As for your in-class participation marks, you can just pick and choose which classes you want to try in. In my year the participation mark was worth 10% of your mark and so it is definitely not something you want to miss out on. So contrary to my last point, you do want to do some readings. But just make sure that you pick and choose when to do it. I used to fully do all the pre-readings twice during the semester, and then during the class I would raise my hand to answer or add my input every chance the professor gave. The TA would then mark me down for adding valuable input to the class and by the end of the year I got the full 10%.
6. Save your notes
I recommend that you save all your notes, and assignments from all your classes so that you can reference them later on. A lot of the content you learn during first year is built upon during your second year and so it can be helpful to have your original notes to revisit.
7. Beat Your Course (Math 104/184, Comm 290 + others)

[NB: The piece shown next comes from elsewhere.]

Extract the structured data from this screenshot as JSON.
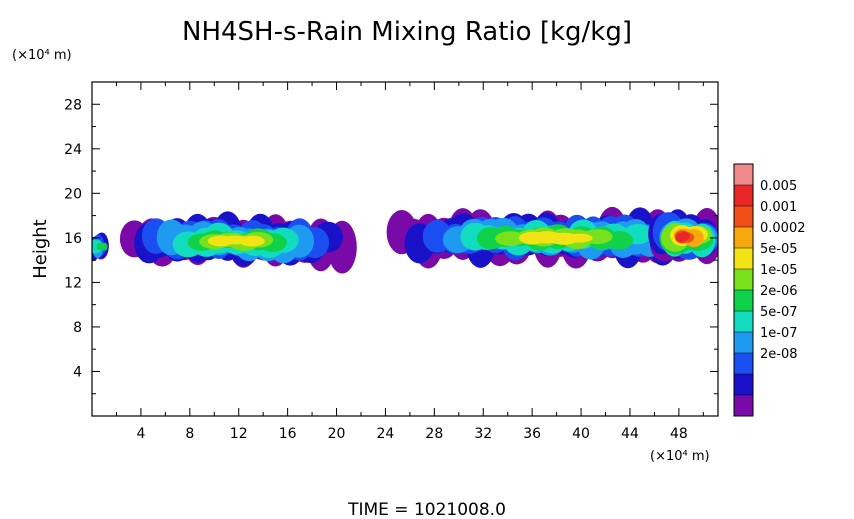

Beat your course is an independent service offered where in simple terms it teaches you the entire course in just 6-12 hours. It is offered at an additional price (usually $70-$200) and it has been worth every dollar. For really tough classes like Math 104/184 or Comm 290, having this extra session can really help. They also sometimes teach you different ways of approaching problems that might resonate with you better than your professors method. For the Math one specifically, they go through the exact questions that you will be facing during your final exam and midterms. So if you are struggling with Math, Beat your course will save your ass.
8. Try to get Involved
With everything online it may be more difficult, but if you can get involved with some club or organization I would strongly recommend it. Not only can you make more connections, but more importantly, you will develop your resume and gain some new “STAR” stories for interviews. A star story is basically an example of a time when you displayed some exceptional qualities, and later when you take Comm 202, you will realize how important those STAR stories really are. Once you have some university club/organization experience under your belt, you will be much more well suited for applying to other exec positions in clubs and for when you’re searching for a summer job.
9. Make friends with older students
Making friends with older people can help you out a ton. They will be able to sell you their textbooks for cheap (or even give you their free PDF versions sometimes), give you tons of personal advice for your classes, give you warning and advice you may not hear otherwise, and help you out with work and stuff. Obviously you don’t want to just use them for this, but these are just some of the perks to having older friends in Sauder. A great place to meet older students is at POITS, through clubs and sports teams.
10. Use the UGO
The Sauder Undergraduate Office can be a huge resource for you. You’re probably all already familiar with what they do from the emails you’ve been receiving, but my tip is to not be shy when you need their services. They will help you plan your courses, and can even help you get into full classes sometimes. THey will be able to answer just about any question for you, and unlike other faculties, they will actually be helpful and knowledgeable. Just make sure that you prepare and do your homework first, so that you are not just asking them questions that you easily could’ve found on the Sauder website.